Time is another constraint that Janet employs. Students are given strict deadlines to encourage incremental practices and allow time for feedback between drafts. “I give them a date and say, ‘By the beginning of class tomorrow, everybody has to have their projects uploaded and then we’re going to spend a couple of days looking at them and commenting on them. Take one and see what you can do to either fix it, build on it, make another level, whatever it is.’ It helps them understand that it’s okay to put something out that’s not all packaged perfectly, and maybe somebody else can shed some light on it. It’s a fun opportunity for them.”

Minimal Instructions

Janet also limits when and how much scaffolding she offers to the students in order to give them room to explore. “The very first thing they learn in this course is problem-solving steps and how to identify what you know and what you don’t know. So we talk through the problem, ‘What do you need? Well yes, you need this Hangman stage, so how would you do that? I don’t tend to give them too many hints before they get started, I’d rather have them get started and get stuck and then help them figure it out.”

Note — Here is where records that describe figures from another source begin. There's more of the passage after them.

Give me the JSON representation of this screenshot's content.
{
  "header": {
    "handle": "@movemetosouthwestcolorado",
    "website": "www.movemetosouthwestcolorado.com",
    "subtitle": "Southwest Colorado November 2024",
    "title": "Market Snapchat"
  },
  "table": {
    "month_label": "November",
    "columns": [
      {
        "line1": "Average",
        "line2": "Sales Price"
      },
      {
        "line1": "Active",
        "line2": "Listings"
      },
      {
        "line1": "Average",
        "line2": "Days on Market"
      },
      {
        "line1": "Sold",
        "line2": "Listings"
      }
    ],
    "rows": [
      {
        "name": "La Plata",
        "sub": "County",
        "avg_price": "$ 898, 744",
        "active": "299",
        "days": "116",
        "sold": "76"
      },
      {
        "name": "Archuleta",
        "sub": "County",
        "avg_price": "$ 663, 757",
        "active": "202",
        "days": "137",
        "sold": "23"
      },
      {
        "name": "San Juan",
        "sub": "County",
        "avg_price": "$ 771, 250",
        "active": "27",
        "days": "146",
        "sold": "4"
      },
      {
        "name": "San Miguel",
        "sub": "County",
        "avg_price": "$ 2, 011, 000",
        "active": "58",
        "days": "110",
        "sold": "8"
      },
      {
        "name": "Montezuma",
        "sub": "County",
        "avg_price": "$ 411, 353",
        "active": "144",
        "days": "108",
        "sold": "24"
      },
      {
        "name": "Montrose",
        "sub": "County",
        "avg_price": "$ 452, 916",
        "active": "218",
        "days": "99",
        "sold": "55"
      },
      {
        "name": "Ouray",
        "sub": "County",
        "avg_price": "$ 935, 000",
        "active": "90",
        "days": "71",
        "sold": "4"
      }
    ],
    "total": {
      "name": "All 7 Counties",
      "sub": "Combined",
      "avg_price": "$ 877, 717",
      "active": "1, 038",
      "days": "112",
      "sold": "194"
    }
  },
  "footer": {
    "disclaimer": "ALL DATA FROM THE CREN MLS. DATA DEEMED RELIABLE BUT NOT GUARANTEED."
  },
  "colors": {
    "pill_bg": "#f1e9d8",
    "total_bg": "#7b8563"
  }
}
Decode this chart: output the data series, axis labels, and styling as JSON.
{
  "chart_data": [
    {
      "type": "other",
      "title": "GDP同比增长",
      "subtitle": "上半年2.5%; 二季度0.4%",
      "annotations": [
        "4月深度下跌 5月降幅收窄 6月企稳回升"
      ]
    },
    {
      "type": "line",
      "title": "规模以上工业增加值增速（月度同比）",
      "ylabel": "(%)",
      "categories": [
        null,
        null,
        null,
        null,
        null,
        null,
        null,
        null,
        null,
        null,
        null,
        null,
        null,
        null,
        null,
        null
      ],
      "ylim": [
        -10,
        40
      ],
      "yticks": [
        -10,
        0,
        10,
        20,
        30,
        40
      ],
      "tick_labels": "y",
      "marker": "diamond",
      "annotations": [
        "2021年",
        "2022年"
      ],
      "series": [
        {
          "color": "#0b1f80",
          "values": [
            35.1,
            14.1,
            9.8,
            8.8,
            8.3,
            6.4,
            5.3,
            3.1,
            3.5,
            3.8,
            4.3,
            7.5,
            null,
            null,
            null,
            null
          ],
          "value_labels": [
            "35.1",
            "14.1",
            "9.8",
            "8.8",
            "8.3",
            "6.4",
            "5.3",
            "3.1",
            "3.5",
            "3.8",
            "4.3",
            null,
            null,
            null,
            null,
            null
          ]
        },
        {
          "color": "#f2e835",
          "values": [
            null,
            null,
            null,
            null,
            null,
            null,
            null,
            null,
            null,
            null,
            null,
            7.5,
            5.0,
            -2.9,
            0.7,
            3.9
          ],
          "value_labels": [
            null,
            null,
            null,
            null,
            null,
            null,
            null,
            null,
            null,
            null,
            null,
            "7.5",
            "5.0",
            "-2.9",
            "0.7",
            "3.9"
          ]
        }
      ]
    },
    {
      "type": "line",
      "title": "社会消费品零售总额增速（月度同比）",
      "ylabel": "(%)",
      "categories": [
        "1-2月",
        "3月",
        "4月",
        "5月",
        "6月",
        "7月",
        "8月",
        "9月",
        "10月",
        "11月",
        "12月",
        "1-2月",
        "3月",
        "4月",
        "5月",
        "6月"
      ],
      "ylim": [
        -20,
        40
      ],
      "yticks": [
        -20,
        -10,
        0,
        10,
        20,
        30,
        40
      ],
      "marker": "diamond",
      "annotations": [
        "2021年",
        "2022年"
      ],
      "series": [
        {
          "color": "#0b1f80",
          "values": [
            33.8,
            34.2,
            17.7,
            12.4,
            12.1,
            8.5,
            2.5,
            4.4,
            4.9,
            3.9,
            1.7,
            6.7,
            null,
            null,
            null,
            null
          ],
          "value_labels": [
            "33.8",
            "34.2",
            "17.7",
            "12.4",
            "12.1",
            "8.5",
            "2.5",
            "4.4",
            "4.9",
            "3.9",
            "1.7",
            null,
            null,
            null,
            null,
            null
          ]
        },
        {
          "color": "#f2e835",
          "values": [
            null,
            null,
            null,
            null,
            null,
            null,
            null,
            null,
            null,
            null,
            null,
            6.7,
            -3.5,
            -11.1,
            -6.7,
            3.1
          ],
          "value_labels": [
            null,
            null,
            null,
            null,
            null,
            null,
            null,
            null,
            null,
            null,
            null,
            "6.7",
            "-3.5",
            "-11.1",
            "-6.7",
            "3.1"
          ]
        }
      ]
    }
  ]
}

Janet’s model of purposeful open-endedness empowers students to make decisions about what design challenges to take on and how to address them. Throughout the process of developing final projects, students felt, at times, both stressed and satisfied. “Part of it was to throw them into that environment where they realize that it’s a lot harder than it looks but then they can’t back out because they’re so into it. I have kids who didn’t realize how difficult it is to do a checkers game because you have only two colors. It’s a real struggle. They start programming and they’re trying to figure it out and it’s hard, but then they end up with these beautiful checkers sets. A course like this shows the students that there’s a way of understanding the procedure, not just calculating the solution. It speaks a lot to problem solving, computational thinking, much more than just writing the script. And that to me is very important.”